Das Oderland im Mittelalter war also sehr dynamisch, allerdings lässt sich von einer dauerhaften Odergrenze nicht sprechen. In den Wirren der damaligen Zeit bildete sie allerdings als einzige ein tatsächlich militärisches Hindernis.
Im Jahre 1335 befand sich die gesamte Oder unter der Herrschaft des Heiligen Römischen Reiches. Dennoch forderten die Territorialstaaten an der Oder wie auch die mächtigen Hansestädte ihr Recht unter Hinweis auf besondere Abschnitte des Stroms.
Als die Hohenzollern 1701 das Königreich in Preußen ausriefen, deren Kernland die Mark Brandenburg war, und ihr 1720 auch Stettin und die Inseln Usedom und Wollin einverleibten, befand sich die mittlere und untere Oder im Zentrum eines Raumes, in dem ein einheitliches Rechtssystem herrschte. Im Jahre 1740 wurde es um Schlesien erweitert, nach der ersten polniscen Teilung sogar um das nahezu gesamte Oderland.
Dennoch war im 19. Jahrhundert in Polen die Vorstellung weit verbreitet, dass die Oder die ursprüngliche deutsch-slawische Grenze markiert. Unter dem Eintrag "Oder" notierte Bronisław Gustawicz 1886 im bereits in Vergessenheit geratenen Geografischen Wörterbuch des Königreichs Polen und anderer slawischer Länder: "Das linke Ufer der Oder bildete das 'deutsche Ufer', während das rechte polnisch blieb."

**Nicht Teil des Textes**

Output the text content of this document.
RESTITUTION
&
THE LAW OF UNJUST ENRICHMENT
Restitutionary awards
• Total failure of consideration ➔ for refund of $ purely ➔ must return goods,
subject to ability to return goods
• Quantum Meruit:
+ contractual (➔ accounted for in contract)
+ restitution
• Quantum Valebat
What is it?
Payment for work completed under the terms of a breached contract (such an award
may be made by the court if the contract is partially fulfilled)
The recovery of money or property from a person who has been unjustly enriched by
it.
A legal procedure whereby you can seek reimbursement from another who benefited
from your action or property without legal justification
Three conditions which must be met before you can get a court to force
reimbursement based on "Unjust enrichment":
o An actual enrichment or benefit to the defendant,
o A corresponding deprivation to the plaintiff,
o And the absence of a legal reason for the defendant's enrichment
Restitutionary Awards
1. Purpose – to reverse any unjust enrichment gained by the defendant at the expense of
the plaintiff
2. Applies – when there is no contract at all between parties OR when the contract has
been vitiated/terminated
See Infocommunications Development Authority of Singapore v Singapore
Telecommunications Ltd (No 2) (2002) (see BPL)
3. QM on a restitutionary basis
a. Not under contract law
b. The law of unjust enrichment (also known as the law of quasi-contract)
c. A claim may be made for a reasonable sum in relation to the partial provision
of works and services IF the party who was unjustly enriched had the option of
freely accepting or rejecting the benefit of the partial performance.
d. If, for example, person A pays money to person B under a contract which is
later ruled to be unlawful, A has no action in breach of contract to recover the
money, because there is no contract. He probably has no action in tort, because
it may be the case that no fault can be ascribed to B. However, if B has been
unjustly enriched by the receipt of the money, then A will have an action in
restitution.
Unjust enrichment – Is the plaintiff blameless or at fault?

Und in Deutschland? Über die Oder als ethnisches Grenzland spricht bereits Theodor Fontane in seiner Erzählung Vor dem Sturm. Das Buch wurde 1878 herausgegeben, seine Handlung ist in den Jahren 1812 und 1813 im Interner Link: Oderbruch angesiedelt. Im Mittelpunkt steht der Streit zweier Freunde und erbitterter Gegner: der Handelsrat Turgany aus Frankfurt (Oder) und der Pastor Seidentopf aus der fiktiven Ortschaft Hohen Vietz. Der Pastor besteht darauf, dass schon früher auf beiden Seiten der Oder Deutsche verschiedener Stämme gelebt haben, hingegen behauptet Turgany, dass die Oder schon immer ein Grenzfluss war, die Deutschen lebten am linken Ufer, die Slawen am rechten.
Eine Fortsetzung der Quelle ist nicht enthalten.